A first call to load_nandflash is necessary to get those values. As the data we need are contained within the first 32 bytes, that’s all we need to load at first. However, some space is required in memory to actually store the data. The first-stage bootloader is running in internal SRAM, so we can pick any location we want in SDRAM. For the sake of simplicity, we’ll choose PHYS_SDRAM_BASEhere, which we define to the base address of the on-board SDRAM in the CPU address space. Then, a second call will be necessary to load the entire kernel image at the right load address.
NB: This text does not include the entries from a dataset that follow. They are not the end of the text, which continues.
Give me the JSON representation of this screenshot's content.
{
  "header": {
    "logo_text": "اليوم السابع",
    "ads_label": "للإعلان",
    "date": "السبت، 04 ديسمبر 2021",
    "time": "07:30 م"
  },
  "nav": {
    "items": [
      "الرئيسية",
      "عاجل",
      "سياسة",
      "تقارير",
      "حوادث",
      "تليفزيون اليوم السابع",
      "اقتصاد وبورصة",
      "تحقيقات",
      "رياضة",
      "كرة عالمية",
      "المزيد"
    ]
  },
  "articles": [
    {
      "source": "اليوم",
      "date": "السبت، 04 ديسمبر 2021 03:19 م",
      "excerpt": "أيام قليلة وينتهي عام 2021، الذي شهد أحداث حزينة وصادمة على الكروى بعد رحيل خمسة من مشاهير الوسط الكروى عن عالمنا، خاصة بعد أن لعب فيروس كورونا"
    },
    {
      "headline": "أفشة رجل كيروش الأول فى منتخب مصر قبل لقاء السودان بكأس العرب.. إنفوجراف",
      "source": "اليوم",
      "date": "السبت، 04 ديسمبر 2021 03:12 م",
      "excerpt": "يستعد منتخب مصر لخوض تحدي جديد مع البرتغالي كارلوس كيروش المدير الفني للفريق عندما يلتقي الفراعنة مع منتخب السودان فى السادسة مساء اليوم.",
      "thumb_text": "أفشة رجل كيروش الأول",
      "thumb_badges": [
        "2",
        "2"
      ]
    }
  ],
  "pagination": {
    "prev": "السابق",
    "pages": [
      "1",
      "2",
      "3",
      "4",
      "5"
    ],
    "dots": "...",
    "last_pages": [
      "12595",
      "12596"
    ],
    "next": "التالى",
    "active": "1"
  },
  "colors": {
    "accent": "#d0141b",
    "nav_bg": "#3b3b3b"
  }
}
Then all we need to do is:

#define be32_to_cpu(a) ((a)[0] << 24 | (a)[1] << 16 | (a)[2] << 8 | (a)[3])
#define PHYS_SDRAM_BASE 0x20000000

int main(void)
{
unsigned char *tmp;
unsigned long jump_addr;
unsigned long load_addr;
unsigned long size;

hw_init();

load_nandflash(IMG_ADDRESS, 0x20, PHYS_SDRAM_BASE);

/* Setup tmp so that we can read the kernel size */
tmp = PHYS_SDRAM_BASE + 12;
size = be32_to_cpu(tmp);

/* Now, load address */
tmp += 4;
load_addr = be32_to_cpu(tmp);

/* And finally, entry point */
tmp += 4;
jump_addr = be32_to_cpu(tmp);

/* Load the actual kernel */
load_nandflash(IMG_ADDRESS, size, load_addr - 0x40);

return jump_addr;
}

Note that the second call to load_nandflash could in theory be replaced by:

load_nandflash(IMG_ADDRESS + 0x40, size + 0x40, load_addr);

However, this will not work. What happens is that load_nandflash starts reading at an address aligned on a page boundary, so even when passing IMG_ADDRESS+0x40 as a first argument, reading will start at IMG_ADDRESS, leading to a failure (writes have to aligned on a page boundary, so it is safe to assume that IMG_ADDRESS is actually correctly aligned).

The above piece of code will silently fail if anything goes wrong, and does no checking at all – indeed, the binary size is very limited and we can’t afford to put more code than what is strictly necessary to boot the kernel.